85 Sometimes predator species can drive their prey to localized extinction.
If there are no alternate prey, the predator then goes extinct. If the environment is coarse grained, this makes the habitat available for recolonization by the prey species. Example: The parasitic wasp Dieratiella rapae is a very efficient parasitoid. One female can oviposit into several hundred aphids during its lifetime. Frequently, aphids are driven locally extinct and the adults must search for new patches when they emerge. Once the aphid and the host are gone, the host plants may become re-infested with aphids.

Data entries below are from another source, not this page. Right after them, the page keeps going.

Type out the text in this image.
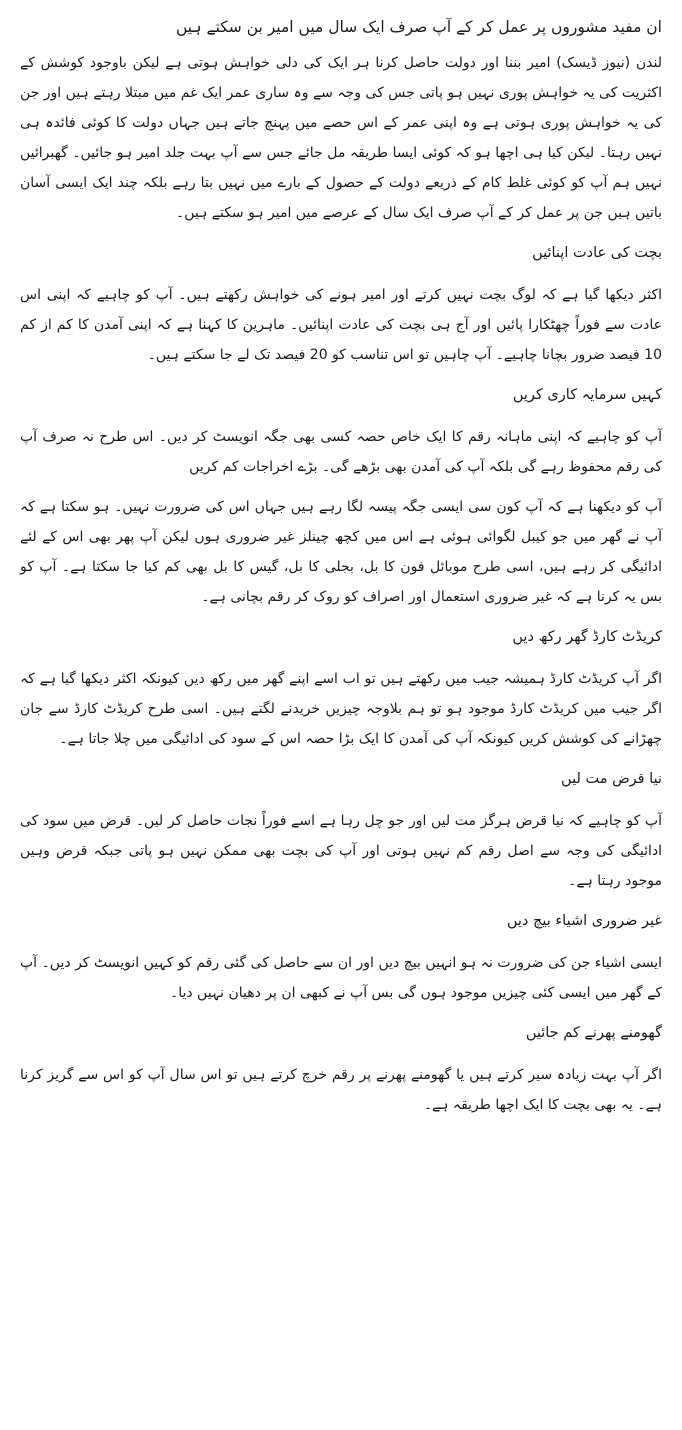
ان مفید مشوروں پر عمل کر کے آپ صرف ایک سال میں امیر بن سکتے ہیں

لندن (نیوز ڈیسک) امیر بننا اور دولت حاصل کرنا ہر ایک کی دلی خواہش ہوتی ہے لیکن باوجود کوشش کے اکثریت کی یہ خواہش پوری نہیں ہو پاتی جس کی وجہ سے وہ ساری عمر ایک غم میں مبتلا رہتے ہیں اور جن کی یہ خواہش پوری ہوتی ہے وہ اپنی عمر کے اس حصے میں پہنچ جاتے ہیں جہاں دولت کا کوئی فائدہ ہی نہیں رہتا۔ لیکن کیا ہی اچھا ہو کہ کوئی ایسا طریقہ مل جائے جس سے آپ بہت جلد امیر ہو جائیں۔ گھبرائیں نہیں ہم آپ کو کوئی غلط کام کے ذریعے دولت کے حصول کے بارے میں نہیں بتا رہے بلکہ چند ایک ایسی آسان باتیں ہیں جن پر عمل کر کے آپ صرف ایک سال کے عرصے میں امیر ہو سکتے ہیں۔

بچت کی عادت اپنائیں

اکثر دیکھا گیا ہے کہ لوگ بچت نہیں کرتے اور امیر ہونے کی خواہش رکھتے ہیں۔ آپ کو چاہیے کہ اپنی اس عادت سے فوراً چھٹکارا پائیں اور آج ہی بچت کی عادت اپنائیں۔ ماہرین کا کہنا ہے کہ اپنی آمدن کا کم از کم 10 فیصد ضرور بچانا چاہیے۔ آپ چاہیں تو اس تناسب کو 20 فیصد تک لے جا سکتے ہیں۔

کہیں سرمایہ کاری کریں

آپ کو چاہیے کہ اپنی ماہانہ رقم کا ایک خاص حصہ کسی بھی جگہ انویسٹ کر دیں۔ اس طرح نہ صرف آپ کی رقم محفوظ رہے گی بلکہ آپ کی آمدن بھی بڑھے گی۔ بڑے اخراجات کم کریں

آپ کو دیکھنا ہے کہ آپ کون سی ایسی جگہ پیسہ لگا رہے ہیں جہاں اس کی ضرورت نہیں۔ ہو سکتا ہے کہ آپ نے گھر میں جو کیبل لگوائی ہوئی ہے اس میں کچھ چینلز غیر ضروری ہوں لیکن آپ پھر بھی اس کے لئے ادائیگی کر رہے ہیں، اسی طرح موبائل فون کا بل، بجلی کا بل، گیس کا بل بھی کم کیا جا سکتا ہے۔ آپ کو بس یہ کرنا ہے کہ غیر ضروری استعمال اور اصراف کو روک کر رقم بچانی ہے۔

کریڈٹ کارڈ گھر رکھ دیں

اگر آپ کریڈٹ کارڈ ہمیشہ جیب میں رکھتے ہیں تو اب اسے اپنے گھر میں رکھ دیں کیونکہ اکثر دیکھا گیا ہے کہ اگر جیب میں کریڈٹ کارڈ موجود ہو تو ہم بلاوجہ چیزیں خریدنے لگتے ہیں۔ اسی طرح کریڈٹ کارڈ سے جان چھڑانے کی کوشش کریں کیونکہ آپ کی آمدن کا ایک بڑا حصہ اس کے سود کی ادائیگی میں چلا جاتا ہے۔

نیا قرض مت لیں

آپ کو چاہیے کہ نیا قرض ہرگز مت لیں اور جو چل رہا ہے اسے فوراً نجات حاصل کر لیں۔ قرض میں سود کی ادائیگی کی وجہ سے اصل رقم کم نہیں ہوتی اور آپ کی بچت بھی ممکن نہیں ہو پاتی جبکہ قرض وہیں موجود رہتا ہے۔

غیر ضروری اشیاء بیچ دیں

ایسی اشیاء جن کی ضرورت نہ ہو انہیں بیچ دیں اور ان سے حاصل کی گئی رقم کو کہیں انویسٹ کر دیں۔ آپ کے گھر میں ایسی کئی چیزیں موجود ہوں گی بس آپ نے کبھی ان پر دھیان نہیں دیا۔

گھومنے پھرنے کم جائیں

اگر آپ بہت زیادہ سیر کرتے ہیں یا گھومنے پھرنے پر رقم خرچ کرتے ہیں تو اس سال آپ کو اس سے گریز کرنا ہے۔ یہ بھی بچت کا ایک اچھا طریقہ ہے۔
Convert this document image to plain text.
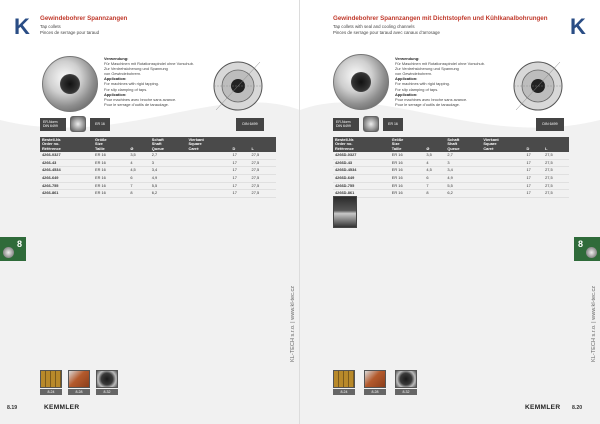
K	Gewindebohrer Spannzangen
Tap collets
Pinces de serrage pour taraud
Verwendung:
Für Maschinen mit Rotationsspindel ohne Vorschub.
Zur Verdrehsicherung und Spannung
von Gewindebohrern.
Application:
For machines with rigid tapping.
For slip clamping of taps.
Application:
Pour machines avec broche sans avance.
Pour le serrage d’outils de taraudage.
ER-Norm
DIN 6499
ER 16	DIN 6499
Bestell-Nr.
Order no.
Référence	Größe
Size
Taille	Ø	Schaft
Shaft
Queue	Vierkant
Square
Carré	D	L
4266-0327	ER 16	3,5	2,7		17	27,5
4266-43	ER 16	4	3		17	27,5
4266-4534	ER 16	4,5	3,4		17	27,5
4266-649	ER 16	6	4,9		17	27,5
4266-755	ER 16	7	5,5		17	27,5
4266-861	ER 16	8	6,2		17	27,5
8
KL-TECH s.r.o. | www.kl-tec.cz
8.24	8.28	8.32
8.19	KEMMLER
K
Gewindebohrer Spannzangen mit Dichtstopfen und Kühlkanalbohrungen
Tap collets with seal and cooling channels
Pinces de serrage pour taraud avec canaux d’arrosage
Verwendung:
Für Maschinen mit Rotationsspindel ohne Vorschub.
Zur Verdrehsicherung und Spannung
von Gewindebohrern.
Application:
For machines with rigid tapping.
For slip clamping of taps.
Application:
Pour machines avec broche sans avance.
Pour le serrage d’outils de taraudage.
ER-Norm
DIN 6499
ER 16	DIN 6499
Bestell-Nr.
Order no.
Référence	Größe
Size
Taille	Ø	Schaft
Shaft
Queue	Vierkant
Square
Carré	D	L
4266D-0327	ER 16	3,5	2,7		17	27,5
4266D-43	ER 16	4	3		17	27,5
4266D-4534	ER 16	4,5	3,4		17	27,5
4266D-649	ER 16	6	4,9		17	27,5
4266D-755	ER 16	7	5,5		17	27,5
4266D-861	ER 16	8	6,2		17	27,5
8
KL-TECH s.r.o. | www.kl-tec.cz
8.24	8.28	8.32
KEMMLER 8.20
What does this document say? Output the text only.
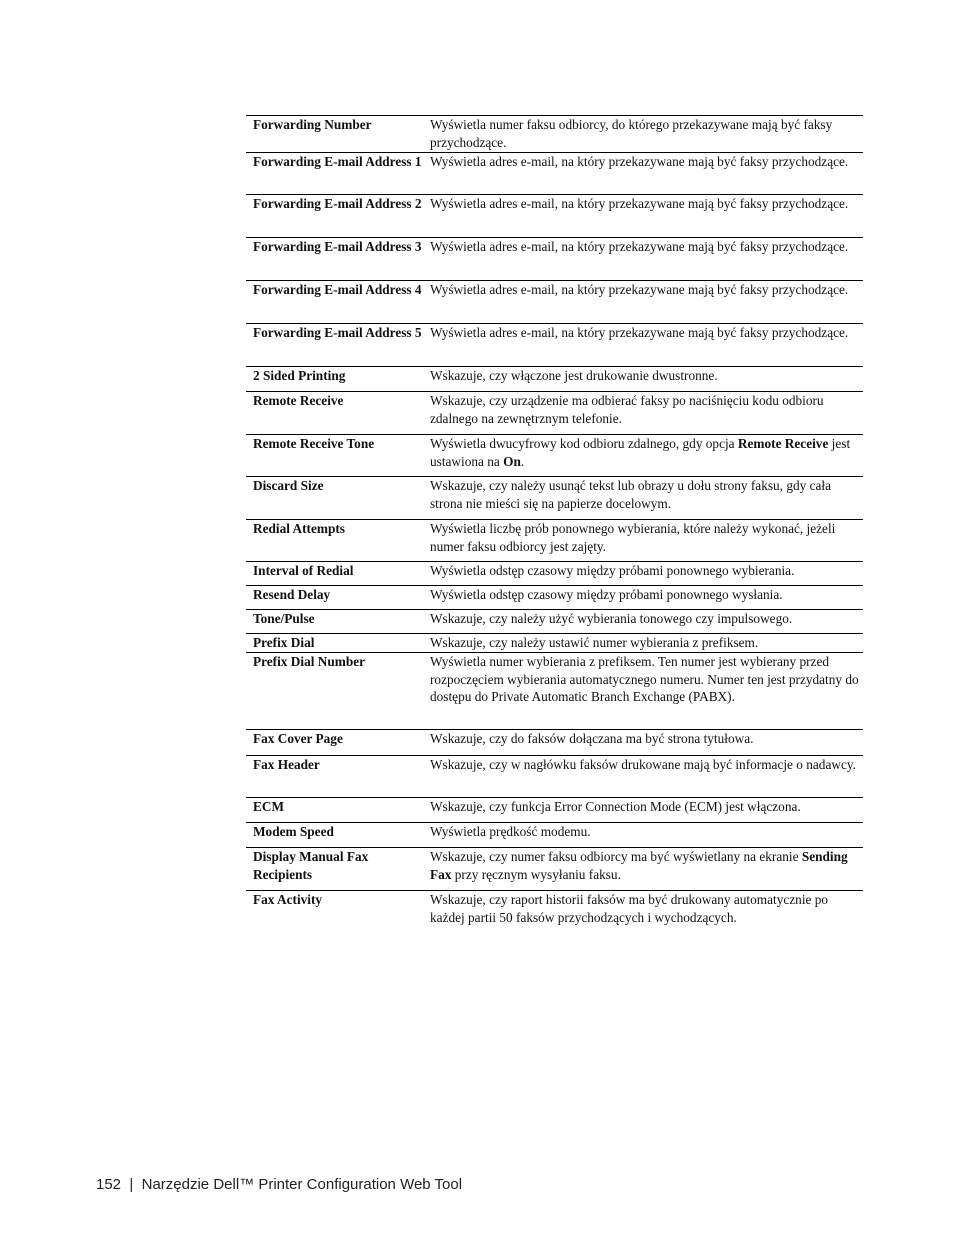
Forwarding Number	Wyświetla numer faksu odbiorcy, do którego przekazywane mają być faksy przychodzące.
Forwarding E-mail Address 1	Wyświetla adres e-mail, na który przekazywane mają być faksy przychodzące.
Forwarding E-mail Address 2	Wyświetla adres e-mail, na który przekazywane mają być faksy przychodzące.
Forwarding E-mail Address 3	Wyświetla adres e-mail, na który przekazywane mają być faksy przychodzące.
Forwarding E-mail Address 4	Wyświetla adres e-mail, na który przekazywane mają być faksy przychodzące.
Forwarding E-mail Address 5	Wyświetla adres e-mail, na który przekazywane mają być faksy przychodzące.
2 Sided Printing	Wskazuje, czy włączone jest drukowanie dwustronne.
Remote Receive	Wskazuje, czy urządzenie ma odbierać faksy po naciśnięciu kodu odbioru zdalnego na zewnętrznym telefonie.
Remote Receive Tone	Wyświetla dwucyfrowy kod odbioru zdalnego, gdy opcja Remote Receive jest ustawiona na On.
Discard Size	Wskazuje, czy należy usunąć tekst lub obrazy u dołu strony faksu, gdy cała strona nie mieści się na papierze docelowym.
Redial Attempts	Wyświetla liczbę prób ponownego wybierania, które należy wykonać, jeżeli numer faksu odbiorcy jest zajęty.
Interval of Redial	Wyświetla odstęp czasowy między próbami ponownego wybierania.
Resend Delay	Wyświetla odstęp czasowy między próbami ponownego wysłania.
Tone/Pulse	Wskazuje, czy należy użyć wybierania tonowego czy impulsowego.
Prefix Dial	Wskazuje, czy należy ustawić numer wybierania z prefiksem.
Prefix Dial Number	Wyświetla numer wybierania z prefiksem. Ten numer jest wybierany przed rozpoczęciem wybierania automatycznego numeru. Numer ten jest przydatny do dostępu do Private Automatic Branch Exchange (PABX).
Fax Cover Page	Wskazuje, czy do faksów dołączana ma być strona tytułowa.
Fax Header	Wskazuje, czy w nagłówku faksów drukowane mają być informacje o nadawcy.
ECM	Wskazuje, czy funkcja Error Connection Mode (ECM) jest włączona.
Modem Speed	Wyświetla prędkość modemu.
Display Manual Fax Recipients	Wskazuje, czy numer faksu odbiorcy ma być wyświetlany na ekranie Sending Fax przy ręcznym wysyłaniu faksu.
Fax Activity	Wskazuje, czy raport historii faksów ma być drukowany automatycznie po każdej partii 50 faksów przychodzących i wychodzących.
152 | Narzędzie Dell™ Printer Configuration Web Tool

86 In other cases, there are alternate prey to support the predator and the prey is permanently excluded. Example: Freshwater fish such as bluegills and yellow perch frequently exclude small invertebrates such as Daphnia pulex from ponds. The fish then switch to other prey such as insects larvae.

87 The time-lag effect may lead to predator-prey oscillations.
Most predators do not respond instantaneously to the availability of prey and adjust their reproduction accordingly. If predator populations grow faster than prey populations, they may overshoot the number of prey that are able to support them This leads to a rapid decline in the prey, followed by a rapid decline in the predator. Once the predator becomes rare, the prey population may begin growing again. This pattern is called a predator-prey oscillation.

88 Cycles in the population dynamics of the snowshoe hare and its predator the Canadian lynx (redrawn from MacLulich 1937). Note that percent mortality is an elusive measure, it may, or may not, be useful since mortality varies with environment and time.

89 In the 1920s, A. J. Lotka (1925) and V. Volterra (1926) devised mathematical models representing host/prey interaction. The Lotka-Volterra curve assumes that prey destruction is a function not only of natural enemy numbers, but also of prey density, i.e., related to the chance of encounter. This model predicts the predator-prey oscillations sometimes seen in nature. Populations of prey and predator were predicted to flucuate in a regular manner (Volterra termed this "the law of periodic cycle"). Lotka-Volterra model is an oversimplification of reality. In nature, many different factors affect the densities of predators and their prey.